Carl Sessions Stepp, a University of Maryland journalism professor, said journalists should consider themselves entrepreneurs and find ways to make more money from existing news services like archives. From Gutenberg to Google, he added, “Young marginal upstarts with great ideas is a journalistic tradition.”

Robert G. Picard from Sweden’s Jonkoping University, said that although journalists hate the words “business” and “money,” they must develop new revenue streams. He said news organizations should abandon their “all you can eat buffet” offerings of mediocre coverage of all subjects. Instead, Picard said, they should provide higher quality news for smaller audiences, present information in various media, and reuse and reconfigure existing content.

Clyde Bentley, a Missouri School of Journalism professor, said, “we’ve had our head in the sand” about the blogosphere’s impact.

The debate over bloggers’ influence “is over,” he said. “Blogging is a numbers game. It’s there and we’ll just have to deal with it.” Noting that 120,000 new blogs a day dwarf the country’s 1,427 dailies, he said editors should treat the blogosphere like a giant wire service.

Bentley said that while consumer demand for content decreases, their demand for content navigation increases. “There will always be a place for the journalist who can craft a story better than anyone else, but there will be a bigger place for the journalist who can help media consumers find the information they want.”
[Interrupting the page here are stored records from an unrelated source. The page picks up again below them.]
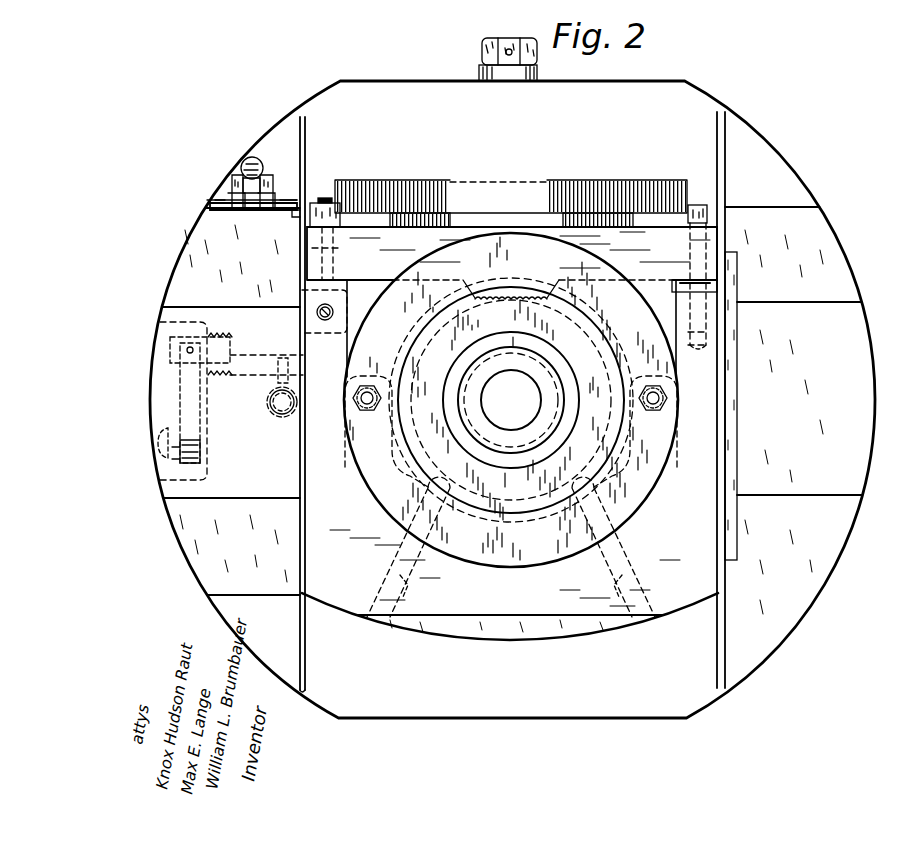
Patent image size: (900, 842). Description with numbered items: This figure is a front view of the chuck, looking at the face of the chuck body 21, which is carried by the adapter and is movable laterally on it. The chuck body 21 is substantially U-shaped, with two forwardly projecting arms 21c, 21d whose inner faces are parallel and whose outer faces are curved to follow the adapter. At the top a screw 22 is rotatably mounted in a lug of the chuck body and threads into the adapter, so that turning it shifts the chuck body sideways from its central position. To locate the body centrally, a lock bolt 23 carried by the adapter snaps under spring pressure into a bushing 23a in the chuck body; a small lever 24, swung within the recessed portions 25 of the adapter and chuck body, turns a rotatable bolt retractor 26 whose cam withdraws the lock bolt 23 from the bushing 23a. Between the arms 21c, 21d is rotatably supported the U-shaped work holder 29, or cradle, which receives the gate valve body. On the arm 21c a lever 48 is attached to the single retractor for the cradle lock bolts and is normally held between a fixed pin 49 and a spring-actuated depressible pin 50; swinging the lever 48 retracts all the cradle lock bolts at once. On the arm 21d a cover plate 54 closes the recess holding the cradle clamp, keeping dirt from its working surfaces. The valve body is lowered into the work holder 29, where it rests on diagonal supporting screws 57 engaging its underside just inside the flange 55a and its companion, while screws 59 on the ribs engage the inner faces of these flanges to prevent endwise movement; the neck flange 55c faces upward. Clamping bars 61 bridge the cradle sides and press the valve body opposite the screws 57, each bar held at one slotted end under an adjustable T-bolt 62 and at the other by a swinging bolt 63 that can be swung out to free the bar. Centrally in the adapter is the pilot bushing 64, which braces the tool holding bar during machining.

The chuck body 21 is at (590, 705).
The arm of the chuck body 21c is at (192, 254).
The arm of the chuck body 21d is at (832, 252).
The screw 22 is at (480, 46).
The lock bolt 23 is at (280, 415).
The bushing 23a is at (284, 418).
The lever 24 is at (190, 420).
The recessed portions 25 is at (142, 320).
The bolt retractor 26 is at (250, 340).
The work holder 29 is at (503, 632).
The lever 48 is at (245, 160).
The fixed pin 49 is at (266, 180).
The depressible pin 50 is at (236, 192).
The cover plate 54 is at (735, 420).
The flange 55a is at (516, 248).
The flange 55c is at (480, 190).
The supporting screws 57 is at (418, 600).
The screws 59 is at (360, 410).
The clamping bars 61 is at (388, 238).
The T-bolt 62 is at (698, 205).
The swinging bolt 63 is at (325, 200).
The pilot bushing 64 is at (485, 425).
Time to get with the program

There has been a lot of debate in journalistic circles of late about the state of denial most journalists and media academics are in regarding new media. An article today in ClickZ echoes what organisations like the Poynter Foundation have been saying for years – journalists need to get their head out of the sand and embrace the Internet, because, like it or not, it is changing the face of journalism. Being a good writer isn’t enough in the 21st century; you need to be able to write web copy, operate a blog, do your research and link out to your sources, even use a video camera.

I used to be one of those journalists: I studied hard so I could get into a top journalism program, honed my reporting and feature-writing skills for four years, and believed writing for a quality newspaper was the greatest job there could be (until I would move on to writing best-selling novels).  I ended up moving to Australia and the first job I landed was in the rough-and-ready world of B2B publishing, where they expected you to do a bit of everything - becoming an editor much too soon, dealing with people management, taking photos, and, worst of all, becoming familiar with P&Ls and the realities of advertising-based publishing. I hated it at the time, but it took my blinders off and prepared me for dealing with change. I became involved in Internet publishing more than 10 years ago because, with my blinders off, I could see that this was the direction in which communications, including journalism, was going.

I recently did a stint back in traditional publishing and was amazed to see that the attitude of journalists hadn’t changed in the past 10-15 years. Most of my staff, despite being Gen Y, refused to engage with the publication’s website, because they were convinced that regular deadlines, well-designed pages and the feel of a magazine in your hand was what journalism was all about. When I talked about content management systems, email newsletters, multimedia, blogs, etc., they started muttering about job descriptions and the union award. Like others who have been writing on this topic, I blame the university programs, who are still churning out journalists who are too good to do anything other than report and write.

Much as it pains me to say this, as someone who grew up and started their career believing in the purity and hyperspecialisation of journalism, the Internet, new ways of communicating stories, and citizen journalism are all a fact of life today, and journalists who won’t admit this and who won’t widen their perspective and their activities will end up bitter and unemployed.